ニュースイッチ

新素材の探索を実験まで全自動化!旭化成が稼働する「スマートラボ」の全貌

新素材の探索を実験まで全自動化!旭化成が稼働する「スマートラボ」の全貌

小堀秀毅社長

旭化成は新素材の組成検討から実験、評価までの一連の材料探索を全自動化するシステム「スマートラボ」を2022年度に稼働する。人工知能(AI)を用いた素材開発手法のマテリアルズ・インフォマティクス(MI)と自動実験設備を組み合わせる。人が介在するよりも広範囲で材料探索を行う。先駆的な取り組みで化学業界のデジタル変革(DX)をリードする。

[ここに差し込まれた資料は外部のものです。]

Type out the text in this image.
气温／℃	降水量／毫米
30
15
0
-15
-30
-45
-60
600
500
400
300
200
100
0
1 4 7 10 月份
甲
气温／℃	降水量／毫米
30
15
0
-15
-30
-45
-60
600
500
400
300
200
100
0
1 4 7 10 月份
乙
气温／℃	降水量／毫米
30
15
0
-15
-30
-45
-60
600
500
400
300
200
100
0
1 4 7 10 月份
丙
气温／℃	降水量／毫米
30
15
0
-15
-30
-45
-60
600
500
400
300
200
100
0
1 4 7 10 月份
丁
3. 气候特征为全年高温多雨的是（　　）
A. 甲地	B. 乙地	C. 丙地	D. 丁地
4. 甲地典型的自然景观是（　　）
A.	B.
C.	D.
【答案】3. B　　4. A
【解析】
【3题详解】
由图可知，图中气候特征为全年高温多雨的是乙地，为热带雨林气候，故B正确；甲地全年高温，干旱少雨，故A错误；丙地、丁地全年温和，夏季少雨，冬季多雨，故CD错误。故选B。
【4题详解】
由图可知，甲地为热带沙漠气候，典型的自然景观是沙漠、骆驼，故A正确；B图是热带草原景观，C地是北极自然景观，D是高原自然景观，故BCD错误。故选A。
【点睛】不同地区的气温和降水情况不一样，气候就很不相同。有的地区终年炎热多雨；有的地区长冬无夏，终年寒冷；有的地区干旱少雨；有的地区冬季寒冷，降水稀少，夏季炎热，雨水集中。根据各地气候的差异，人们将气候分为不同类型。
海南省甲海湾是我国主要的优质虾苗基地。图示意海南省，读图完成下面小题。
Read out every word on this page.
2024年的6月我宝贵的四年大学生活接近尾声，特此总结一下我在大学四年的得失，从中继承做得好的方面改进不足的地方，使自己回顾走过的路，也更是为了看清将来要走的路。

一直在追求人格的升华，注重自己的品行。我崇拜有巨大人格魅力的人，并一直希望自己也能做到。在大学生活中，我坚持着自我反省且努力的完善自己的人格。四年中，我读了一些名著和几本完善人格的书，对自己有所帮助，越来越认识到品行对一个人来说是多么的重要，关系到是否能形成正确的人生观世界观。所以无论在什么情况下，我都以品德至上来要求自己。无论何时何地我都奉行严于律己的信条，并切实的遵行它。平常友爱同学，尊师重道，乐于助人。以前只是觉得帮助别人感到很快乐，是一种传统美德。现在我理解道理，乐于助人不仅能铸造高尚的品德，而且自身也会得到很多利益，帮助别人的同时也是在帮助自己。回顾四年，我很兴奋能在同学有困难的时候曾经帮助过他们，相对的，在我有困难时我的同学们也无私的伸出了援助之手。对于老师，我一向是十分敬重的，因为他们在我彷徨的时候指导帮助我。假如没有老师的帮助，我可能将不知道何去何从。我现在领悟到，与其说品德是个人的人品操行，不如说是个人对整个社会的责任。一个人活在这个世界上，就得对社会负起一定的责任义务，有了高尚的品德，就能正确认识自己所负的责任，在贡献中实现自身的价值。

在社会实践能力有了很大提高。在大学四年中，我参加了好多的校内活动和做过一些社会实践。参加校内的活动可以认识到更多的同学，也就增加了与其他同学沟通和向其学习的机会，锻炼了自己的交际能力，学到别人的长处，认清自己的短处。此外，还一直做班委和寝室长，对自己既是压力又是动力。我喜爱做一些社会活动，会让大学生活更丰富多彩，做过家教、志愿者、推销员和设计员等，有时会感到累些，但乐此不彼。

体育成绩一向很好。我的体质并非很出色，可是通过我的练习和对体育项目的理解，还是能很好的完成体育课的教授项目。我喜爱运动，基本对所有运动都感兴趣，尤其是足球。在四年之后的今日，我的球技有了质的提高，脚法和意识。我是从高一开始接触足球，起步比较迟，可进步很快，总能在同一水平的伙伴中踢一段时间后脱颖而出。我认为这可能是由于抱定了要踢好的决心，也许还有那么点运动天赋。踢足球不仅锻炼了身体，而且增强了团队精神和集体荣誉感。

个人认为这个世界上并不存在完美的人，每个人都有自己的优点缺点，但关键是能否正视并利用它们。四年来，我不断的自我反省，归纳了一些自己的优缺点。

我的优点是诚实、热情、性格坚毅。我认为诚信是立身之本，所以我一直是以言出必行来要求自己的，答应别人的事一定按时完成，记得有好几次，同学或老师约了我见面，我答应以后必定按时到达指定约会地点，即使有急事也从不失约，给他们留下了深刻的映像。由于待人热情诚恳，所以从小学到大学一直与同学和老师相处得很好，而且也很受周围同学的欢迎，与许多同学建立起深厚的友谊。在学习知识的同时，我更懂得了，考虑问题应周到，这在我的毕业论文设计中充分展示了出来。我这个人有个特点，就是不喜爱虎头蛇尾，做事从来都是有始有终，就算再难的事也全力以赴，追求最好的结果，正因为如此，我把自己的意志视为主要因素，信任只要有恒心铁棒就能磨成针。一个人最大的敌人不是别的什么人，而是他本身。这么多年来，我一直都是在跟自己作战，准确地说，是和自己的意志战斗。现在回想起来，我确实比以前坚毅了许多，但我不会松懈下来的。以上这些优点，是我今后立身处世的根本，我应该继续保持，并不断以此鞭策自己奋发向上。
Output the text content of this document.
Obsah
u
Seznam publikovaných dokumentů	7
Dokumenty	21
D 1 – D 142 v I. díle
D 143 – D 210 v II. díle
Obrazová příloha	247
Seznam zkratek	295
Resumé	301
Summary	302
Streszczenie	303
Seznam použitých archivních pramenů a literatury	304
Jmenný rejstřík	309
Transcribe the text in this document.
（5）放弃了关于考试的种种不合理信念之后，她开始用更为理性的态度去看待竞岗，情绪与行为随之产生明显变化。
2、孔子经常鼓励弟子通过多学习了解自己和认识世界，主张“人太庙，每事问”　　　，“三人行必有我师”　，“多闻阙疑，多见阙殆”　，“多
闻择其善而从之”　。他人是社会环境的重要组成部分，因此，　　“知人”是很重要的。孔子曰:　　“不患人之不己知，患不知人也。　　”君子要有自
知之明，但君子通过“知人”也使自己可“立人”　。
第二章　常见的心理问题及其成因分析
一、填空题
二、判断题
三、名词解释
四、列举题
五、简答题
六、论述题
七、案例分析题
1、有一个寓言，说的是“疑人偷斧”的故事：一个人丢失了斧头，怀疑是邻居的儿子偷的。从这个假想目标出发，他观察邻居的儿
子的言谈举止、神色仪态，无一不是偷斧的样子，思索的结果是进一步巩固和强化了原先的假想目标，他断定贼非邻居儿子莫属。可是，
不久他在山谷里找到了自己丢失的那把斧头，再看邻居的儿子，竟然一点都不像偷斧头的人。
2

スマートラボは、まずMIで蓄積データから候補材料の組成や合成方法などの実験を設計。次に自動化設備を用いて高速合成・高速評価を行い、得られたデータを基にMI学習モデルを改善する。このサイクルを繰り返して材料探索を高速化し、広範囲から候補材料を探す。計算化学によるシミュレーションを併用し、予測精度を高める。22年度は国内拠点で概念実証(PoC)を行い、効果を検証後、本格運用する。まず無機材料の開発で利用する。必要に応じてシステム改良や規模拡大投資を行う。システム構築では海外ベンチャー企業と協力する。

同社はDXにおいて技術仕様を最初から作り込まずに試行して完成させる“アジャイル手法”で挑戦的な取り組みを進める。スマートラボはその一つ。顧客へのMIツール提供も検討中で、プラスチックの加工条件や、目的に合うプラの種類・グレードの探索に利用してもらう。利便性を高め、旭化成製品の採用拡大につなげる。

研究開発分野のDXはMI活用が中心で、すでに複数の案件で開発期間を短縮する成果が出ている。現在、スマートラボなどの挑戦的な取り組みと並行し、データの資産化やデータ分析環境の整備、データサイエンス人材の育成といった基盤強化に注力している。